Su no disimulada inquina a los Sánchez, también venía de padres a hijos, así como sus burlas y menosprecios. Y esto consistía, a mi entender, en la media levita de mi casta, hidalga aunque pobre distinción que inspiraba cierto respeto en el pueblo; el cual respeto jamás lograron conquistar ellos con sus interesadas y vejatorias demasías. A pesar de ellas, no levantaba su casa un dedo más que la nuestra, ni en el pico del arca atesoraban mayores caudales que mi padre en su viejo y claveteado pupitre, ni sus ganados eran más copiosos ni más lucidos que los de mi casa, ni llegaba a cuarenta carros de tierra la diferencia que nos sacaban en fincas de labranza, aun contando a su favor las heredades que llevaban en arrendamiento de las mismas que administraban.
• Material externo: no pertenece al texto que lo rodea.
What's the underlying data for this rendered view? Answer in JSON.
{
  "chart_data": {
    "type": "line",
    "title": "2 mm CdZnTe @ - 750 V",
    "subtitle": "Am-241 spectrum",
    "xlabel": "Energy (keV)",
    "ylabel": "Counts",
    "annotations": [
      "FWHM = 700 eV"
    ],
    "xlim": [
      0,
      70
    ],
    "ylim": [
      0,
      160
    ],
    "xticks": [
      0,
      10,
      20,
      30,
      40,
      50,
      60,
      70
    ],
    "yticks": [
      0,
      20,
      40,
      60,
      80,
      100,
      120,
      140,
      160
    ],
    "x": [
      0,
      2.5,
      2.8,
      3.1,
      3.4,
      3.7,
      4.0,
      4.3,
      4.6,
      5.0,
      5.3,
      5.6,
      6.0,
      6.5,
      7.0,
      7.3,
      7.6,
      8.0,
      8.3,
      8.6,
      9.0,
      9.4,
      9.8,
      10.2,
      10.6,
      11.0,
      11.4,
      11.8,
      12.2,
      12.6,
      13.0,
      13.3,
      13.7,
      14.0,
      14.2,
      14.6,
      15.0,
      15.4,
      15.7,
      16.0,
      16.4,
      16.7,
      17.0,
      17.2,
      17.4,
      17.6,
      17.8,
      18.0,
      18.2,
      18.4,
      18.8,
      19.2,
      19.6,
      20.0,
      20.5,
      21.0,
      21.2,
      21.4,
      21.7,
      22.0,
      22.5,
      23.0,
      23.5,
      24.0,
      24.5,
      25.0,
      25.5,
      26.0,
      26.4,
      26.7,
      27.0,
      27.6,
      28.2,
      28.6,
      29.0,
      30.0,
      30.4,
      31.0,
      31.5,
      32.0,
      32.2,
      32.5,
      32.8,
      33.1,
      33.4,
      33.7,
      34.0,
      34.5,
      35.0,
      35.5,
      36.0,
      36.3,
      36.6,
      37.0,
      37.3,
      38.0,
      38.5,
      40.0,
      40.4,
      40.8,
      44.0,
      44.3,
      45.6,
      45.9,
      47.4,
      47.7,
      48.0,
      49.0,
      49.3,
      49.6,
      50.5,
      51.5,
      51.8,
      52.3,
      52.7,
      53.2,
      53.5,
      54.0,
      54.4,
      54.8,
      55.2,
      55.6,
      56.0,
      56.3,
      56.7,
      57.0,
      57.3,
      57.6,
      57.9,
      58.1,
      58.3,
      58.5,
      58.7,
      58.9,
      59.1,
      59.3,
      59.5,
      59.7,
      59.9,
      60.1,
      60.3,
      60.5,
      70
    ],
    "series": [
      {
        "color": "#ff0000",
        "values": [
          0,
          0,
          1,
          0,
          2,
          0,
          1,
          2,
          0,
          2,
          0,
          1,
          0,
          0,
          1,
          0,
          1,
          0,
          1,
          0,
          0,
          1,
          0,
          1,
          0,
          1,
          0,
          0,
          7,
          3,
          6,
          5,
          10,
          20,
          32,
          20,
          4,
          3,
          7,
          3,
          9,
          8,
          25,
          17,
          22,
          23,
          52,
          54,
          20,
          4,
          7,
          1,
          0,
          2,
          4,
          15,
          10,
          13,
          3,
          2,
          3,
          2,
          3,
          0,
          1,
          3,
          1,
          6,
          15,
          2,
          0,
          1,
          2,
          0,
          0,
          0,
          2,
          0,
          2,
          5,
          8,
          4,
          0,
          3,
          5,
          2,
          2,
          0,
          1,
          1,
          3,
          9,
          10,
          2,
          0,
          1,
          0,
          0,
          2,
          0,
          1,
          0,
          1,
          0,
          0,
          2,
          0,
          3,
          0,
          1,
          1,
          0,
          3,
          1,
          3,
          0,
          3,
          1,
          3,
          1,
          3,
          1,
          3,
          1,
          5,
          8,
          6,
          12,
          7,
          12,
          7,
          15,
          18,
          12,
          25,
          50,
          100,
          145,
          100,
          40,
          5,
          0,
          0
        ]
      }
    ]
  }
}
Pero ¡ya se ve! eran los tales de cepa labradora, y ellos se lo guisaban y ellos se lo comían; y como con lo que cuestan una mala levita de paño fino y unas faldas de alepín de la reina y una hornada de pan de trigo, se compran cuatro chaquetas de paño pardo, seis refajos de estameña del Carmen y una carga de maíz, siempre andaban ellos más nuevos y galanes que nosotros, y hasta si se quiere, más hartos y satisfechos de estómago, y, por ende, más alegres y descansados; es decir, que relativamente, vivían con mayor desahogo que nosotros, puesto que eran labriegos bien acomodados, al paso que los Sánchez éramos señores menesterosos. De aquí sus zumbas y menosprecios, y el andar mi padre muy retraído siempre y algo acoquinado, y sus hijos poco menos.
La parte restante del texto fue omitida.